A construction consortium from Spain, Mexico and Costa Rica has outbid three other competitors for the second-largest contract awarded in the Panama Canal’s $5.2-billion Third Lane Expansion effort, eclipsed only by the price tag for design and construction of the waterway’s new locks.

Dam Structure (center in green) will be built due to water level differences in new channel, which is part of the canal expansion.
Photo: Panama Canal Authority
Dam Structure (center in green) will be built due to water level differences in new channel, which is part of the canal expansion.

Fomento de Construcciones y Contratas S.A., along with Mexico’s Empresas ICA and Constructora MECO of Costa Rica, submitted a bid of $268 million for the fourth and final contract to construct a 6.7-kilometer-long access channel on the canal’s Pacific side. Also submitting were a team led by Panama City-based ISC Panamá, which bid $295 million; Belgian dredging firm Jan de Nul and China’s CHEC, which bid $359 million; and one from Brazilian contractor Odebrecht at $380 million.

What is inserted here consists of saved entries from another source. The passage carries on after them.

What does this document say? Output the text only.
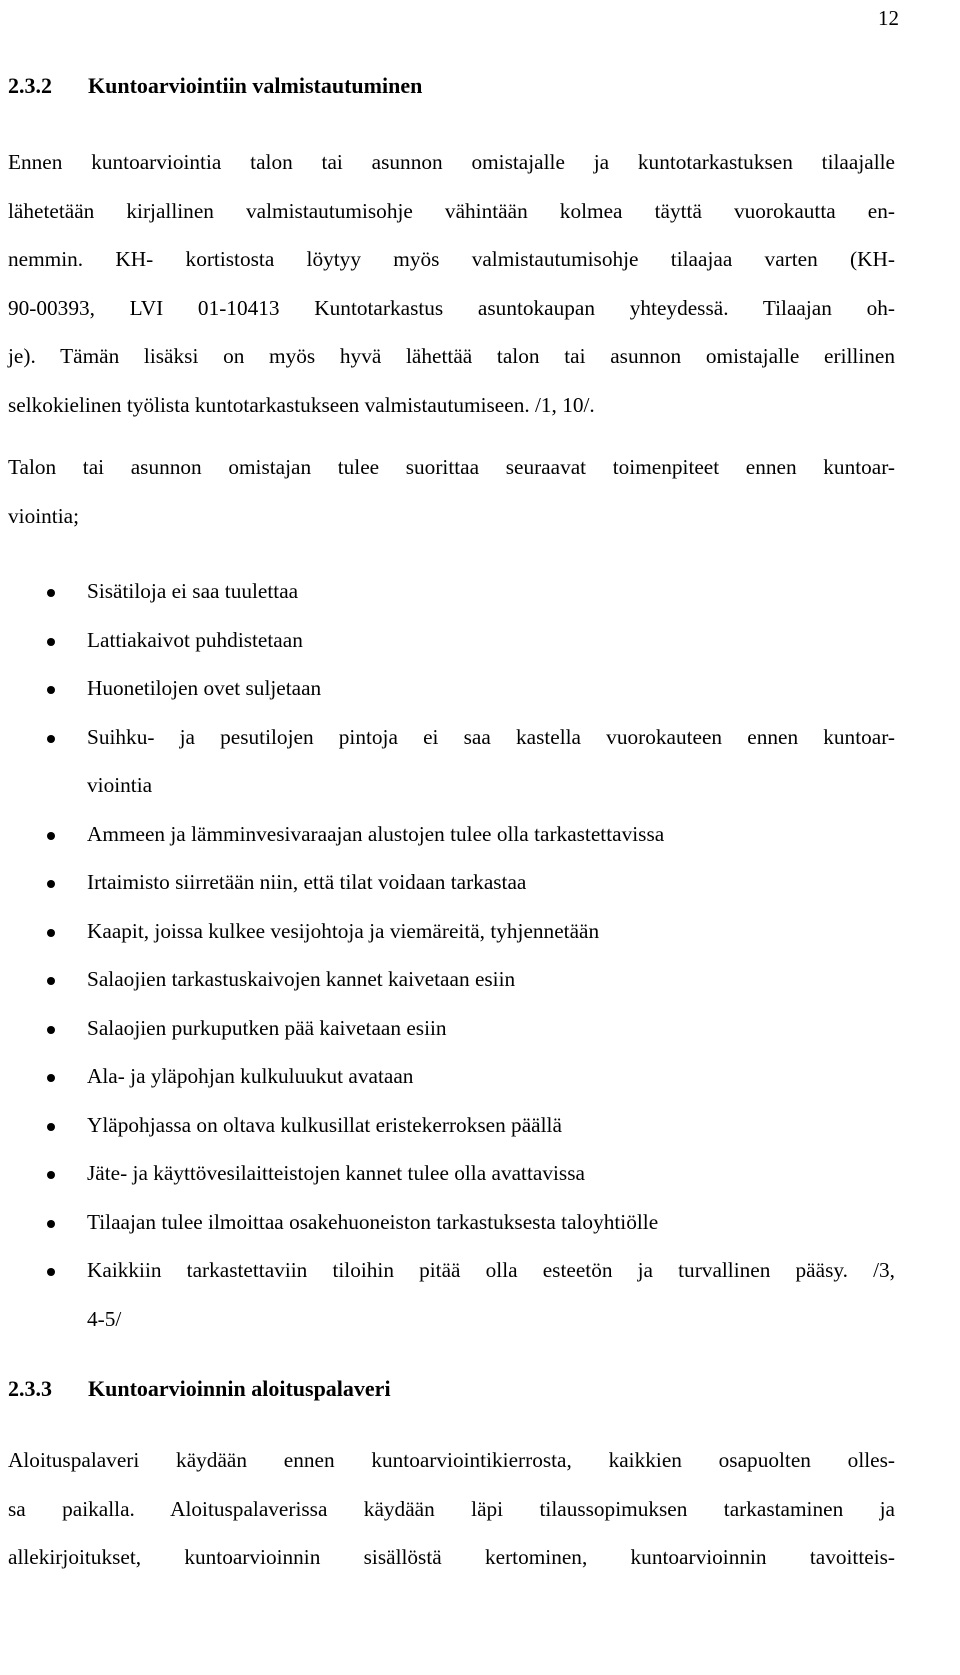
12
2.3.2 Kuntoarviointiin valmistautuminen
Ennen kuntoarviointia talon tai asunnon omistajalle ja kuntotarkastuksen tilaajalle
lähetetään kirjallinen valmistautumisohje vähintään kolmea täyttä vuorokautta en-
nemmin. KH- kortistosta löytyy myös valmistautumisohje tilaajaa varten (KH-
90-00393, LVI 01-10413 Kuntotarkastus asuntokaupan yhteydessä. Tilaajan oh-
je). Tämän lisäksi on myös hyvä lähettää talon tai asunnon omistajalle erillinen
selkokielinen työlista kuntotarkastukseen valmistautumiseen. /1, 10/.
Talon tai asunnon omistajan tulee suorittaa seuraavat toimenpiteet ennen kuntoar-
viointia;
Sisätiloja ei saa tuulettaa
Lattiakaivot puhdistetaan
Huonetilojen ovet suljetaan
Suihku- ja pesutilojen pintoja ei saa kastella vuorokauteen ennen kuntoar-
viointia
Ammeen ja lämminvesivaraajan alustojen tulee olla tarkastettavissa
Irtaimisto siirretään niin, että tilat voidaan tarkastaa
Kaapit, joissa kulkee vesijohtoja ja viemäreitä, tyhjennetään
Salaojien tarkastuskaivojen kannet kaivetaan esiin
Salaojien purkuputken pää kaivetaan esiin
Ala- ja yläpohjan kulkuluukut avataan
Yläpohjassa on oltava kulkusillat eristekerroksen päällä
Jäte- ja käyttövesilaitteistojen kannet tulee olla avattavissa
Tilaajan tulee ilmoittaa osakehuoneiston tarkastuksesta taloyhtiölle
Kaikkiin tarkastettaviin tiloihin pitää olla esteetön ja turvallinen pääsy. /3,
4-5/
2.3.3 Kuntoarvioinnin aloituspalaveri
Aloituspalaveri käydään ennen kuntoarviointikierrosta, kaikkien osapuolten olles-
sa paikalla. Aloituspalaverissa käydään läpi tilaussopimuksen tarkastaminen ja
allekirjoitukset, kuntoarvioinnin sisällöstä kertominen, kuntoarvioinnin tavoitteis-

“We are pleased to see that the competition among top construction companies has resulted in bids that are within the budget,” says Jorge L. Quijano, executive vice president of engineering and program management for the Panama Canal Authority, the waterway’s quasi-governmental oversight body. Officials will award the contract in early 2010.

When completed in 2014, the Third Lane Expansion is set to double the canal’s cargo capacity. The project will increase the number of vessels that can travel its 80-km-long length and allow passage of post-Panamax ships that now cannot be accommodated. The new access channel is required to connect the canal’s existing navigation channel and new locks to be built on the waterway’s Pacific side.